Aku tak pernah berfikir
untuk menikah lagi. Banyak lelaki yang hadir tak mampu menhapus sosoknya yang masih
begitu hidup di dalam hatiku.
Hari demi hari
hanya untuk merawat anak – anak. Ketika orang tuaku dan mertuaku pergi satu per
satu meninggalkanku selamanya, tak satupun meninggalkan kesedihan sedalam
kesedihanku saat suamiku pergi.
Kini putra
putriku berusia dua puluh tiga tahun. Dua hari lagi putriku dinikahi seorang
pemuda dari kota lain.
Putri kami
bertanya “ Ibu, aku harus bagaimana nanti setelah menjadi istri, soalnya
farahkan gak bisa masak, gak bisa nyuci, gimana ya Bu? “
Aku merangkulnya
sambil berkata, “ Cinta sayang, cintailah suamimu, cintailah pilihan hatimu,
cintailah apa yang dia miliki dan kamu akan mendapatkan segalanya. Karena
cinta, kamu akan belajar menyenangkan hatinya, akan belajar menerima
kekurangannya, akan belajar bahwa sebesar apapun persoalan, kalian akan
menyelesaikannya atas nama cinta.”
Putriku
menatapku, “ Seperti cinta ibu untuk ayah? Cinta itukah yang membuat ibu tetap
setia pada ayah sampai sekarang?”
Aku menggeleng, “
Bukan, sayangku.

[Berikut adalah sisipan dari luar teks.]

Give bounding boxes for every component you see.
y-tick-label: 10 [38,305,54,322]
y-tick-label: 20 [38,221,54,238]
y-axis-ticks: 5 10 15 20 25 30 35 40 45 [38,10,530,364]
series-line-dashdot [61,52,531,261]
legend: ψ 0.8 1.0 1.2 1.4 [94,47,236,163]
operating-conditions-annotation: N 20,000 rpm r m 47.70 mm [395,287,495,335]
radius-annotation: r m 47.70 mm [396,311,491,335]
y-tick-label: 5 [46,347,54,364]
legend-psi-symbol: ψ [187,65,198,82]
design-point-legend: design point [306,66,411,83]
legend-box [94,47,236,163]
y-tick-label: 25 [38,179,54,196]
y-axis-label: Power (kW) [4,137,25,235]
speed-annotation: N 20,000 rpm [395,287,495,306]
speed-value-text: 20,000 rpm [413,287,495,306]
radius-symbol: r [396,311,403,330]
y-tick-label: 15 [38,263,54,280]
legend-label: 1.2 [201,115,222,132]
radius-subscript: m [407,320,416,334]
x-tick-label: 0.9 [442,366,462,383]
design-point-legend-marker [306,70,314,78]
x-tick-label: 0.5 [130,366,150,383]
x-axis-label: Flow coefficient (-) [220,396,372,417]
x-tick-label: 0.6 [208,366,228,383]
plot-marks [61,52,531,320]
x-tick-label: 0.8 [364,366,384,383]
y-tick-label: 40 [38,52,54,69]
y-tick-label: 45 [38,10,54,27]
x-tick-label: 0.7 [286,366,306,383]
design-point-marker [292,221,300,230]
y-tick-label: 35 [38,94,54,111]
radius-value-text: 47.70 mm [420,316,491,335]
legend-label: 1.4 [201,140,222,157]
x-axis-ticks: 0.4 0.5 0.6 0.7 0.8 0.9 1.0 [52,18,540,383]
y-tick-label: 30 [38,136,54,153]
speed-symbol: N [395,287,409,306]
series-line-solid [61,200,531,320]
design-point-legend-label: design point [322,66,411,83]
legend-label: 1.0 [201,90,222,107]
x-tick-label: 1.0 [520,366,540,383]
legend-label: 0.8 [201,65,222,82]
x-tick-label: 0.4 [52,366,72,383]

Cintailah suamimu seperti ayah mencintai ibu dulu, seperti
ayah mencintai kalian berdua. Ibu setia pada ayah karena cinta ayah yang begitu
besar pada ibu dan kalian berdua.”
Aku mungkin tak
beruntung karena tak sempat menunjukan cintaku pada suamiku. Aku menghabiskan
10 tahun untuk membencinya, tetapi menghabiskan hampir sepanjang sisa hidupku
untuk mencintainya. Aku bebas darinya karena kematian, tapi aku tak pernah bisa
bebas dari cintanya yang begitu tulus.